Ormai, nonostante quanto e come l’abbiamo ‘subita’, la pressione derivata dalla pandemia, oggi grazie a Dio sembra essere un argomento  lontano anni eppure, in un modo o nell’altro, le autorità sanitarie (ne parliamo perché figura tra ‘le notizie del giorno’), continuano a lanciare messaggi a volte anche ‘inquietanti’, circa una possibile recrudescenza dei contagi per il prossimo autunno.

Sileri: “E’ auspicabile che dopo il 15 giugno si vada verso lo stop all’obbligo della mascherina”

Intanto, mentre continuano le polemiche circa l’obbligo – ora ‘rivisto’ – di indossare le mascherine chirurgiche in occasione delle votazioni di domenica prossima, oggi, intervenendo a SkyTg24,  a proposito di mascherine, il sottosegretario alla Salute Pierpaolo Sileri, ha affermato che “E’ auspicabile che dopo il 15 giugno si vada verso lo stop all’obbligo della mascherina, io personalmente la terrei ugualmente sui mezzi pubblici e sugli aerei“. Tuttavia, ha poi aggiunto, “Ma credo che sia auspicabile una eliminazione completa dell’obbligo“.

Sileri: “Non è più obbligatorio, ma se si va a votare e se c’è un assembramento la mascherina mettiamola”

Entrando poi nel merito della questione seggi, ‘regolata’ dal protocollo sanitario che ha determinato l’ordinanza firmata dai ministri Lamorges e Speranza, si tratta di una “decisione presa ieri sulle mascherine nei seggi (dunque, ‘fortemente raccomandate’, ma più non obbligatorie). Sileri ha tenuto a spiegare che “nasce sull’evidenza scientifica dell’attuale circolazione del virus che per le imminenti elezioni consente la raccomandazione delle mascherine, ma se si va a votare e se c’è un assembramento la mascherina mettiamola“.

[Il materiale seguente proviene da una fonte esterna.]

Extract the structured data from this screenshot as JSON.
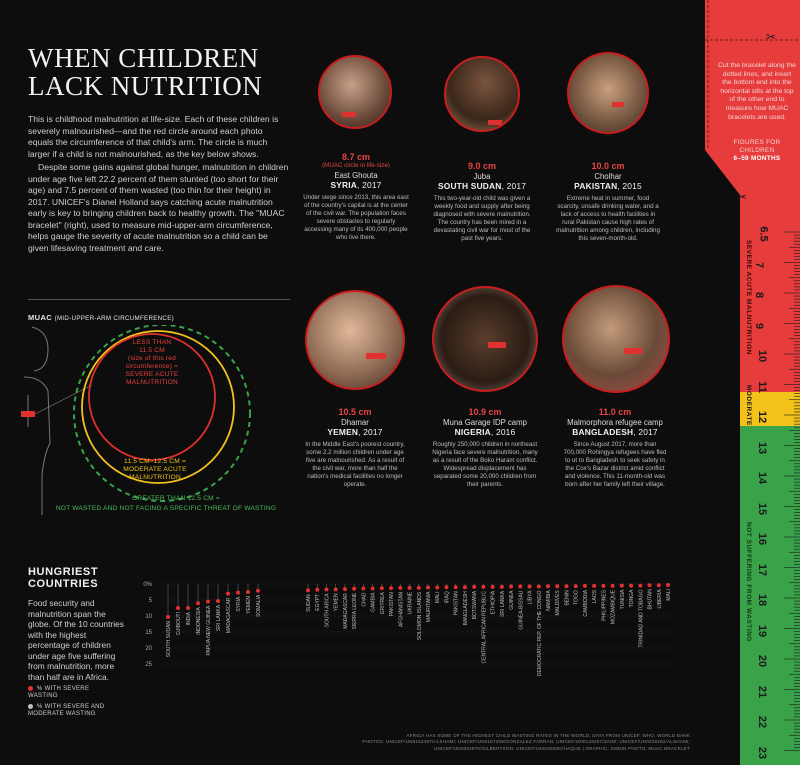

Sileri: “In estate, con il ‘libera tutti’, ci sarà anche una maggior circolazione del virus, ma siamo quasi tutti vaccinati…”

Del resto il sottosegretario alla Salute si dice convinto che, “In estate quando ci sarà il ‘liberi tutti’ ci sarà anche una maggior circolazione del virus, vuoi per l’arrivo dall’estero di tanti turisti in Italia e maggiori affollamenti. Ma questa circolazione del virus non credo che determinerà grossi problemi. Siamo gran parte vaccinati, le terapie intensive si stanno svuotando. Ma qual è il rischio?“. Il rischio, ‘si risponde’ ancora Sileri, “E’ che se disgraziatamente questa nuova variante dovesse contagiare di più ed essere più patogena, ci troveremo magari a un sovraccarico in alcune aree del Paese e questo rallenterebbe i numeri rimasti indietro del non-Covid. Oggi dobbiamo recuperare i pazienti che hanno necessità di interventi per altre patologie e sono rimasti indietro”.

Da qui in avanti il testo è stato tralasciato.